Bernanke's Fed may well be guided by that approach as it seeks a way to navigate the economy clear of financial market and housing sector turbulence at a policy meeting on Tuesday.

The Fed is widely expected to cut benchmark overnight interest rates by at least a quarter percentage point to protect the U.S. economy from rising subprime mortgage delinquencies, tighter credit and financial uncertainty.

A report last week showing U.S. nonfarm payrolls shed 4,000 jobs in August, the first drop in four years, seemed to seal the inevitability of a cut, possibly the first of several.

Policy-makers must decide how boldly to cut rates to quell what analysts warn are rising chances of a recession and weigh the risk that aggressive easing of monetary policy could overstimulate what some officials still see as a fundamentally sound economy, causing inflation to flare anew.

"If we get into a recession, given the problems in the housing market and the likelihood that we could see a very substantial increase in delinquencies and foreclosures, and through that route, downward pressures on houses, it could be a very severe recession," said former Fed Governor Lyle Gramley.

"Therefore, the difficulty of getting the economy back out of it would be much greater than the inflation problem that might develop from doing too much now," he said.

Harvard professor Martin Feldstein, who had been seen as a potential candidate to replace Greenspan before Bernanke was tapped in 2005, described a similar trade-off for the Fed in remarks at a monetary policy conference that Bernanke attended in Jackson Hole, Wyoming, this month.

Housing and mortgage market problems could lead to a freezing-up of credit, a marked consumer spending pullback and a recession, Feldstein warned.

A sharp reduction in interest rates, possibly by as much as 1 percentage point, would soften any such blows, he said. But if the impact of economic shocks failed to materialize, the result would be a stronger economy with higher inflation than the Fed wants.

That would be "an unwelcome outcome but the lesser of two evils," Feldstein concluded.

COUNTING ON A CUT

Interest-rate futures contracts show markets are tilted toward aggressive rate cuts. Futures markets have priced in a 100 percent probability of a rate cut in the overnight federal funds rate on September 18, with a better than even chance the reduction will be a relatively hefty half-point from the current 5.25 percent level in force since June 2006.

Even so, the economic picture has not been uniformly bleak.

The most recent issue of the Fed's anecdotal Beige Book, based on information collected before August 27, said that outside of real estate, indications that turmoil in financial markets had affected economic activity were limited.

Fed officials have expressed a range of views about how seriously the economy is at risk from housing and credit stresses, suggesting a lively debate on Tuesday rather than a clear, easy consensus on how deep any cuts might have to be.

Fed Governor Frederic Mishkin said possible business and consumer retrenchment poses an important downside risk to the economy.
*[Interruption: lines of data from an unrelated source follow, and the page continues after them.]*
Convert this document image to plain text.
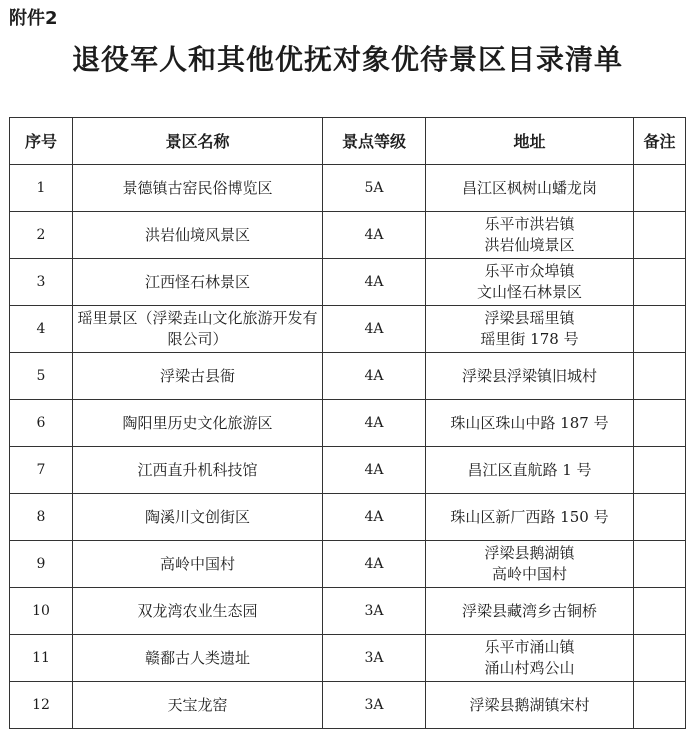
附件2
退役军人和其他优抚对象优待景区目录清单
序号	景区名称	景点等级	地址	备注
1	景德镇古窑民俗博览区	5A	昌江区枫树山蟠龙岗	

2	洪岩仙境风景区	4A	乐平市洪岩镇
洪岩仙境景区	

3	江西怪石林景区	4A	乐平市众埠镇
文山怪石林景区	

4	瑶里景区（浮梁垚山文化旅游开发有限公司）	4A	浮梁县瑶里镇
瑶里街 178 号	

5	浮梁古县衙	4A	浮梁县浮梁镇旧城村	

6	陶阳里历史文化旅游区	4A	珠山区珠山中路 187 号	

7	江西直升机科技馆	4A	昌江区直航路 1 号	

8	陶溪川文创街区	4A	珠山区新厂西路 150 号	

9	高岭中国村	4A	浮梁县鹅湖镇
高岭中国村	

10	双龙湾农业生态园	3A	浮梁县藏湾乡古铜桥	

11	赣鄱古人类遗址	3A	乐平市涌山镇
涌山村鸡公山	

12	天宝龙窑	3A	浮梁县鹅湖镇宋村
In contrast, Dallas Federal Reserve Bank President Richard Fisher was upbeat. "Our economy appears to be weathering the storm thus far," he said.

Fed officials may want to move at a measured pace once they begin to cut rates but signal to markets through their habitual post-meeting statement that more easing could lie in store.

"Weakness in recent labor data, coupled with continuing distress in the housing markets, should allay any lingering concerns about over-stimulating the economy," Ken Hackel and Arohan Kohli of RBS Greenwich Capital wrote in a note to clients on Monday. "As a result, the stage is set for lower official rates at the September meeting, along with some assurance that more assistance will be provided if necessary."

In December 2000, just before the Fed embarked on its last rate-cutting campaign, the policy-setting Federal Open Market Committee said it would "continue to monitor closely the evolving economic situation." It dropped rates two weeks later in a surprise intermeeting move.

The central bank could use similar language in its statement on Tuesday to indicate a willingness to move swiftly with further rates cuts if needed.

Resistance from some Fed policy-makers may not be the only restraining factor that would seem to favor only a quarter-point cut. Some officials may also have a lingering reluctance to take steps that could be seen as providing relief to investors who underestimated risks.

"The Fed does not want to cut the fed funds rate but it may well be forced to because of the inevitable slowdown in U.S. economic activity arising from the subprime-induced credit crunch; but Ben Bernanke has made it very clear that he will not bail out imprudent lenders and investors ... by aggressively easing monetary policy," Sherry Cooper, chief economist for BMO Capital Markets wrote on Tuesday.

The Fed may continue to use tools aimed specifically at restoring liquidity to credit markets -- like further cuts to the discount rate that governs direct Fed lending to banks -- to calm mortgage and commercial paper markets, rather than cutting the interbank federal funds rate, she said.